2013 at Newcastle Centre for Life
This weekend I attended Maker Faire UK at Newcastle’s Centre for Life. It was fascinating: in previous years i’ve been inspired by the Laser Cutters, Plotters and 3D Printers on display.
This year, those devices are practically mainstream, and it’s no longer enough to show a thing that you’ve cut or printed. The star of the shows were the couple of devices that turn those technologies into a bit part in a bigger show:
The Arduino and Rasperry Pi
What couldn’t a person do with powerful, cheap open source computing, processing, control units?

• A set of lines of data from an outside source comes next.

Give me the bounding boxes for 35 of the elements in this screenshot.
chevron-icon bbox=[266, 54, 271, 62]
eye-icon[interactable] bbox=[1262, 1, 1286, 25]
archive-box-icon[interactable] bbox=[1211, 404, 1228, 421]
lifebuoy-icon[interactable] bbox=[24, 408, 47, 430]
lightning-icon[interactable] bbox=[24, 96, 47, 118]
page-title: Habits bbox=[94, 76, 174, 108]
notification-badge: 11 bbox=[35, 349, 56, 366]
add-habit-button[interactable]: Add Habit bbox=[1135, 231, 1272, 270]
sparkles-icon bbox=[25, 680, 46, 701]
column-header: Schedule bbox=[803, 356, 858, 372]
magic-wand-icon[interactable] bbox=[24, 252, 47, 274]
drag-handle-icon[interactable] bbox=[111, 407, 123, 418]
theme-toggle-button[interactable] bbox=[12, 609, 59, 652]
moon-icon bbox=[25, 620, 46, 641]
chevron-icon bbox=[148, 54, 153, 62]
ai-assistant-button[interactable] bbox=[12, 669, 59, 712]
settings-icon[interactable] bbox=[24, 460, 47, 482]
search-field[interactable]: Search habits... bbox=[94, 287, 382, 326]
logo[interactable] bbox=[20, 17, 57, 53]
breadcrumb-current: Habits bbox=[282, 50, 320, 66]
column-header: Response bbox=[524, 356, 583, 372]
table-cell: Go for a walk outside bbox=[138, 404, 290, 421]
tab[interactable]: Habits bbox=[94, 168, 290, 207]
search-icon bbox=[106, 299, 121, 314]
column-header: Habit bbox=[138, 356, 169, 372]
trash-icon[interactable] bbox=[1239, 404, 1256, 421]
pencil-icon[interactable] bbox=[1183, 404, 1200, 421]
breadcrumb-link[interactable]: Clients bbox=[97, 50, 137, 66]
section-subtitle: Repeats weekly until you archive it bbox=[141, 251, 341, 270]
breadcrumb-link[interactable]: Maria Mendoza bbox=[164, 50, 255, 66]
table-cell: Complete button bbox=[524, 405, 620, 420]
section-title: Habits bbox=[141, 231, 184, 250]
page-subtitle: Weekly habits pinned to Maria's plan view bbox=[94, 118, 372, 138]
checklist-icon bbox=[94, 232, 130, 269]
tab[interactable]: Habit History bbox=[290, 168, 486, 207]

I’ve clearly seen only the tip of the iceberg, but I don’t think you could easily come away from a faire like this without being impressed by the
possibilities for democratising invention and technology that open source thinking has created.

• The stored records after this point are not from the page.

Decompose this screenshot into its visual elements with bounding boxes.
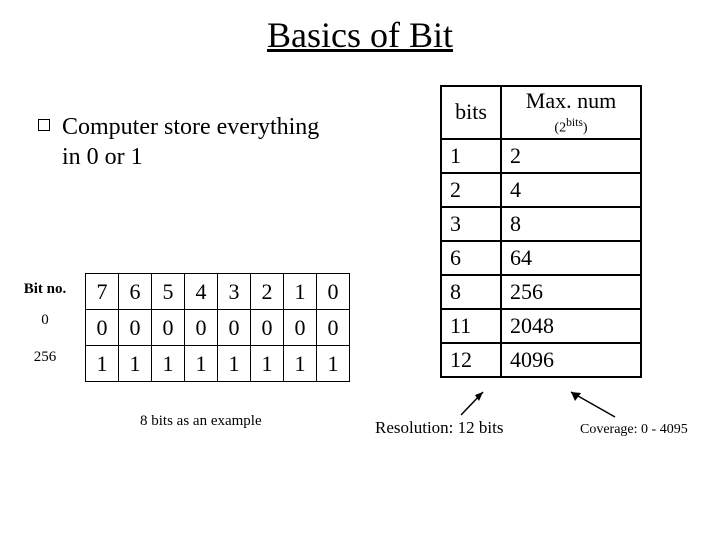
bits-cell: 5 [152,274,185,310]
bits-cell: 1 [218,346,251,382]
bits-caption: 8 bits as an example [140,413,262,430]
table-row: bits Max. num (2bits) [441,86,641,139]
bits-cell: 3 [218,274,251,310]
max-col-bits: bits [441,86,501,139]
max-col-max-label: Max. num [526,88,616,113]
bits-cell: 1 [119,346,152,382]
table-row: 24 [441,173,641,207]
table-row: 0 0 0 0 0 0 0 0 [86,310,350,346]
bits-cell: 1 [284,346,317,382]
bits-cell: 1 [86,346,119,382]
max-cell: 11 [441,309,501,343]
bits-row-label-256: 256 [15,350,75,365]
max-cell: 4096 [501,343,641,377]
table-row: 8256 [441,275,641,309]
table-row: 664 [441,241,641,275]
bits-cell: 0 [185,310,218,346]
bits-row-labels: Bit no. 0 256 [15,282,75,365]
table-row: 124096 [441,343,641,377]
max-col-max-sub: (2bits) [503,116,639,137]
bits-cell: 4 [185,274,218,310]
table-row: 38 [441,207,641,241]
bits-cell: 2 [251,274,284,310]
bits-row-label-header: Bit no. [15,282,75,297]
bullet-block: Computer store everything in 0 or 1 [38,112,338,172]
max-table: bits Max. num (2bits) 12 24 38 664 8256 … [440,85,642,378]
bits-table: 7 6 5 4 3 2 1 0 0 0 0 0 0 0 0 0 1 1 1 1 … [85,273,350,382]
max-cell: 4 [501,173,641,207]
bits-row-label-0: 0 [15,313,75,328]
max-cell: 8 [441,275,501,309]
max-cell: 8 [501,207,641,241]
bits-cell: 1 [185,346,218,382]
bits-cell: 0 [317,310,350,346]
bits-cell: 0 [86,310,119,346]
bits-cell: 0 [119,310,152,346]
bits-cell: 0 [152,310,185,346]
bullet-text: Computer store everything in 0 or 1 [62,112,338,172]
max-col-max: Max. num (2bits) [501,86,641,139]
table-row: 1 1 1 1 1 1 1 1 [86,346,350,382]
max-cell: 1 [441,139,501,173]
max-cell: 6 [441,241,501,275]
bits-cell: 1 [317,346,350,382]
bits-cell: 1 [251,346,284,382]
bits-cell: 0 [317,274,350,310]
bits-cell: 0 [218,310,251,346]
table-row: 112048 [441,309,641,343]
max-cell: 2 [501,139,641,173]
max-cell: 256 [501,275,641,309]
max-cell: 2 [441,173,501,207]
table-row: 7 6 5 4 3 2 1 0 [86,274,350,310]
resolution-label: Resolution: 12 bits [375,418,503,438]
bits-cell: 1 [284,274,317,310]
bits-cell: 7 [86,274,119,310]
table-row: 12 [441,139,641,173]
bits-cell: 6 [119,274,152,310]
bits-cell: 1 [152,346,185,382]
max-cell: 64 [501,241,641,275]
coverage-label: Coverage: 0 - 4095 [580,422,688,438]
bits-cell: 0 [284,310,317,346]
page-title: Basics of Bit [0,0,720,56]
max-cell: 2048 [501,309,641,343]
bullet-icon [38,119,50,131]
bits-cell: 0 [251,310,284,346]
arrow-coverage-icon [565,389,625,423]
max-cell: 3 [441,207,501,241]
max-cell: 12 [441,343,501,377]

Not just possibilities for engineering or computing or pole dancing robots, which were a lot more more effective than they should have been,
there were some very biological exhibits on show:
A man showed me a copy of his heart he was building. At least I think that’s what I saw.
Internal organs were modelled in knitting, electronics were incorporated into fashion objects, living organisims were forming the basis of arcade games, and some robots were knitting.
Let us be careful how we re-combine the elements of the above sentences untill we have improved as a species, yes?
But not too careful.
I’ve long been intending to visit (and join) the Star and Shadow based ‘Maker Space‘, but this show has made it a certainty.